The movie, which is only playing at a handful of theaters, stars Academy Award winner Mel Gibson as Walter Black, a husband who has sunk so low in his depression that his wife (Foster) kicks him out.
Walter unsuccessfully attempts suicide, but the unexpected turn comes when he spots a beaver hand puppet in the dumpster outside a liquor store.
The beaver ends up being his salvation and his doom. Walter starts talking to himself through the hand puppet (with an accent), and it becomes his crutch to help deal with the outside world.
Through the Beaver, Walter is able to reconnect with his wife and youngest son by telling them the hand puppet is a tool his therapist gave him to help deal with depression, since nothing else works.
He does everything with the Beaver, never taking it off: he showers with it, brushes his teeth (and the puppets’), and always uses it to communicate, which leaves little room for Walter to be himself (he even keeps it on during sex with his wife).
While Walter can’t reconnect with his older son Porter (Anton Yelchin), whose goal in life is to be nothing like his father, Walter does make a turn-around at work.
He gives control of his toy manufacturing company over to the Beaver and the employees seem to go with it.
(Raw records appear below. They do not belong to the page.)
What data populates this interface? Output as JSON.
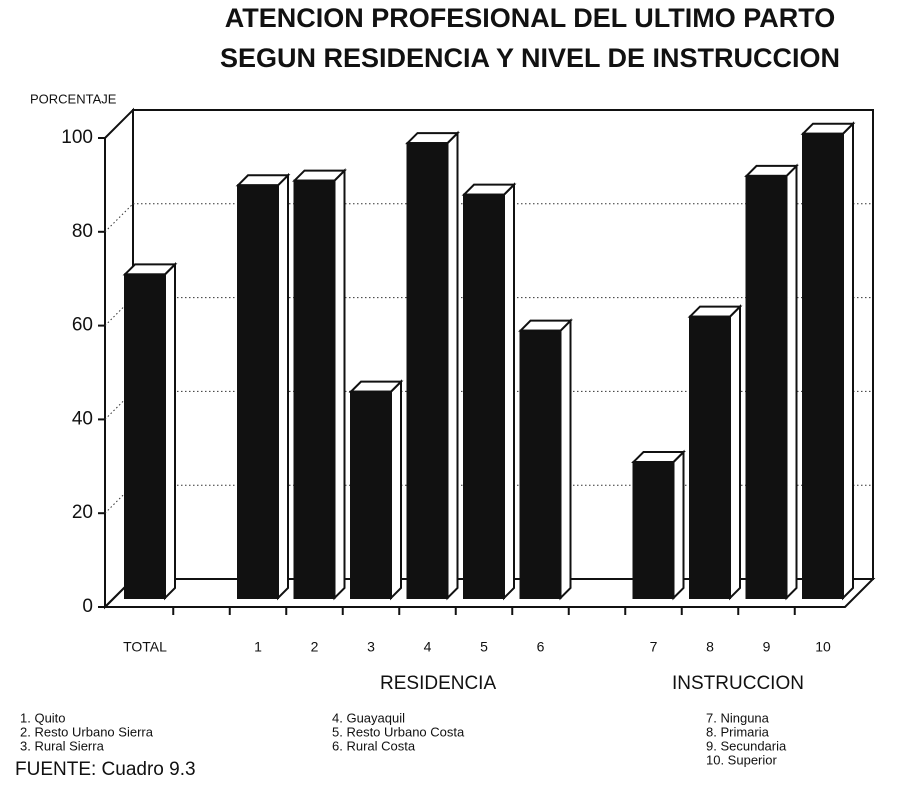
{
  "chart_data": {
    "type": "bar3d",
    "title": "ATENCION PROFESIONAL DEL ULTIMO PARTO",
    "subtitle": "SEGUN RESIDENCIA Y NIVEL DE INSTRUCCION",
    "y_label": "PORCENTAJE",
    "categories": [
      "TOTAL",
      null,
      "1",
      "2",
      "3",
      "4",
      "5",
      "6",
      null,
      "7",
      "8",
      "9",
      "10"
    ],
    "values": [
      69,
      null,
      88,
      89,
      44,
      97,
      86,
      57,
      null,
      29,
      60,
      90,
      99
    ],
    "color": "#111111",
    "ylim": [
      0,
      100
    ],
    "yticks": [
      0,
      20,
      40,
      60,
      80,
      100
    ],
    "grid": true,
    "group_labels": [
      "RESIDENCIA",
      "INSTRUCCION"
    ],
    "notes": [
      [
        "1. Quito",
        "2. Resto Urbano Sierra",
        "3. Rural Sierra"
      ],
      [
        "4. Guayaquil",
        "5. Resto Urbano Costa",
        "6. Rural Costa"
      ],
      [
        "7. Ninguna",
        "8. Primaria",
        "9. Secundaria",
        "10. Superior"
      ]
    ],
    "source": "FUENTE: Cuadro 9.3"
  }
}
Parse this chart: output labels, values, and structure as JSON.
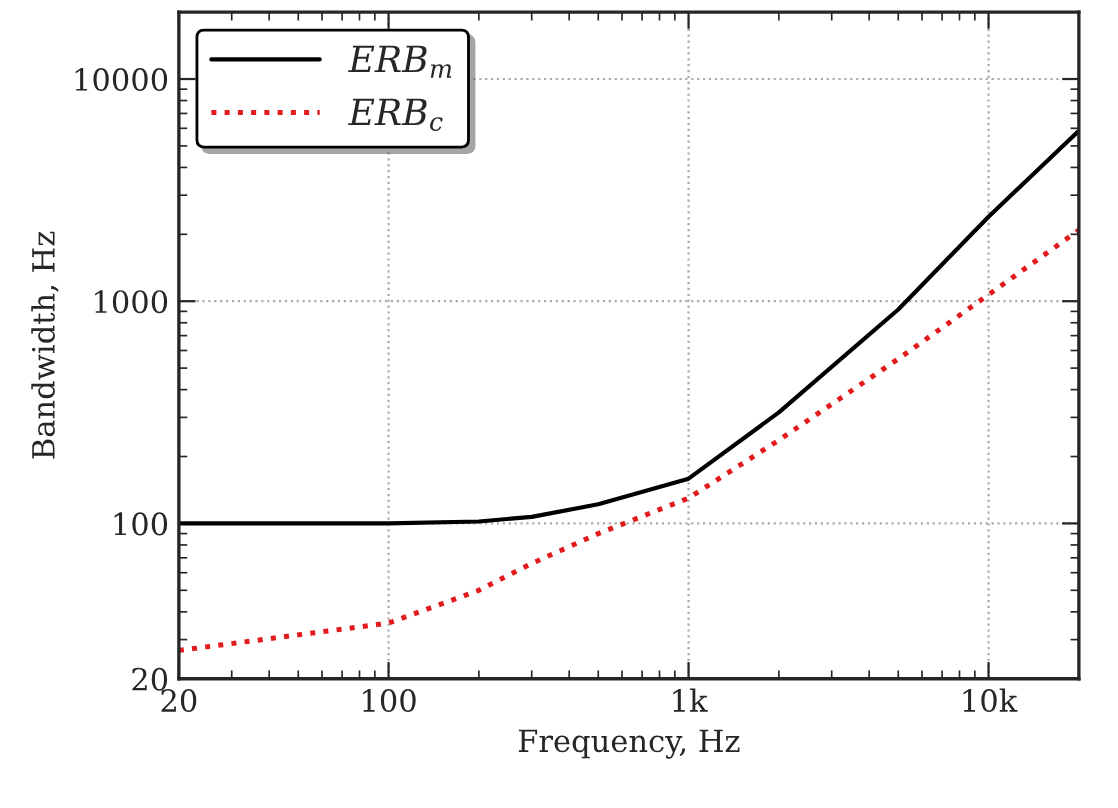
{
  "chart_data": {
    "type": "line",
    "xlabel": "Frequency, Hz",
    "ylabel": "Bandwidth, Hz",
    "x": [
      20,
      100,
      200,
      300,
      500,
      1000,
      2000,
      5000,
      10000,
      20000
    ],
    "series": [
      {
        "name": "ERB$_{m}$",
        "color": "#000000",
        "line_style": "solid",
        "values": [
          100,
          100,
          102,
          107,
          122,
          159,
          316,
          918,
          2400,
          5850
        ]
      },
      {
        "name": "ERB$_{c}$",
        "color": "#e31a1c",
        "line_style": "dotted",
        "values": [
          26.8,
          35.6,
          50,
          66,
          90,
          130,
          237,
          550,
          1070,
          2090
        ]
      }
    ],
    "log": "xy",
    "xlim": [
      20,
      20000
    ],
    "ylim": [
      20,
      20000
    ],
    "xticks": [
      20,
      100,
      {
        "value": 1000,
        "label": "1k"
      },
      {
        "value": 10000,
        "label": "10k"
      }
    ],
    "yticks": [
      20,
      100,
      1000,
      10000
    ],
    "grid": true,
    "legend": "top left"
  }
}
Walter becomes extremely popular because of his obsession with his new puppet, even going as far as being on talk shows and magazine covers.
But slowly, the Beaver becomes more of its own entity, instead of being a tool to help Walter. Walter even becomes violent through the Beaver when people try to get him to leave it or take it off. In Walter’s mind, the Beaver is a reality.
Like all addicts, everything seems okay at first but then the addiction – the Beaver – starts taking over his life. And like all other unhealthy obsessions, the best way out is to cut out the source. This leads to some very dark, disturbing and cataclysmic moments near the end of the film.
It’s a pity that Gibson’s insane personal life has lead to this film being released like a small art house movie. There’s a good chance the public will stay away from it because of Gibson’s recent and inadvertent revelations. While it’s no big summer blockbuster, it is a well-done, dark movie.
Gibson does an exemplary job portraying the troubled Walter, and Foster nails the role of the loving yet scared wife who only wants to protect her family.
At one point the narrator says, “People seem to love a train wreck, as long as it isn’t happing to them.” This seems to be true when it comes to watching Gibson’s personal life play out, as well as the life of his character. This is not a family-friendly film, but it does makes you think.